Chain of Code: Reasoning with a Language Model-Augmented Code Emulator (2312.04474v4)

Published 7 Dec 2023 in cs.CL, cs.AI, cs.LG, and cs.RO

Abstract: Code provides a general syntactic structure to build complex programs and perform precise computations when paired with a code interpreter - we hypothesize that LLMs (LMs) can leverage code-writing to improve Chain of Thought reasoning not only for logic and arithmetic tasks, but also for semantic ones (and in particular, those that are a mix of both). For example, consider prompting an LM to write code that counts the number of times it detects sarcasm in an essay: the LM may struggle to write an implementation for "detect_sarcasm(string)" that can be executed by the interpreter (handling the edge cases would be insurmountable). However, LMs may still produce a valid solution if they not only write code, but also selectively "emulate" the interpreter by generating the expected output of "detect_sarcasm(string)". In this work, we propose Chain of Code (CoC), a simple yet surprisingly effective extension that improves LM code-driven reasoning. The key idea is to encourage LMs to format semantic sub-tasks in a program as flexible pseudocode that the interpreter can explicitly catch undefined behaviors and hand off to simulate with an LM (as an "LMulator"). Experiments demonstrate that Chain of Code outperforms Chain of Thought and other baselines across a variety of benchmarks; on BIG-Bench Hard, Chain of Code achieves 84%, a gain of 12% over Chain of Thought. In a nutshell, CoC broadens the scope of reasoning questions that LMs can answer by "thinking in code".

PDF HTML Abstract

Introduction

LLMs (LMs) have reached a remarkable ability to solve complex reasoning problems across various areas, such as mathematics and science. The advent of approaches like Chain of Thought (CoT), which breaks down complex questions into sequences of intermediate reasoning steps, has advanced LM capabilities in semantic reasoning tasks. However, LMs often struggle with questions requiring a mix of semantic understanding and precise numeric or symbolic reasoning. This gap has been partially addressed by prompting LMs, such as those trained on coding data, to write and execute code. Although effective for arithmetic tasks, the application to broader semantic tasks remains challenging, especially when these tasks are difficult to express in executable code, like detecting sarcasm. This paper introduces "Chain of Code" (CoC), a new method designed to enhance LM code-driven reasoning by combining the structured approach of code with the ability to "think in code," which includes generating pseudocode and executing or simulating the execution of code snippets.

Chain of Code Methodology

Chain of Code promotes a two-step process. First, the LM is prompted to generate reasoning steps in the form of code, including executable code, pseudocode, or natural language. Second, the method involves execution, where generated code is executed by a code interpreter wherever possible, and an LM-augmented code emulator (an "LMulator") is used when the code is unexecutable. The LMulator essentially simulates the result of a code snippet that a standard interpreter can't execute directly. This simulation can incorporate chain-of-thought reasoning to determine outputs, effectively handling cases where LMs need to emulate an interpreter's behavior.

Implementing Chain of Code

Implementing CoC involves a simple but effective system using Python's try and except blocks, along with a program state to manage execution flow. The code is evaluated line by line. If executable, it runs and updates the program state; if not, the LM predicts the output by considering the program context, including previously run code and the state history, and generates the next program state.
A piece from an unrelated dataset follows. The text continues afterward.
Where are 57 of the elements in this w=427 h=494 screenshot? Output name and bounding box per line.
Through this mechanism, the LM and code execution become tightly integrated, facilitating complex reasoning that leverages the computational prowess of code along with the nuanced understanding of LMs.

Experimental Evaluation

Chain of Code has been experimentally evaluated on various benchmarks, including "BIG-Bench Hard," where it displayed superior performance over other prevalent reasoning methods, setting a new state of the art by achieving an 84% success rate. The approach scales effectively across large and small models, suggesting it is less dependent on model size. CoC also excels as a general-purpose reasoner, capable of tackling cross-task prompts where context differs from the problem at hand, presenting a promising direction toward versatile reasoning applications. Comparisons with instruction-tuned models reaffirm CoC's robustness, even when juxtaposed with the latest LM capabilities. Additionally, the method shows promising applications in robotics for tasks that intertwine semantic reasoning, algorithmic reasoning, and interaction with coding APIs.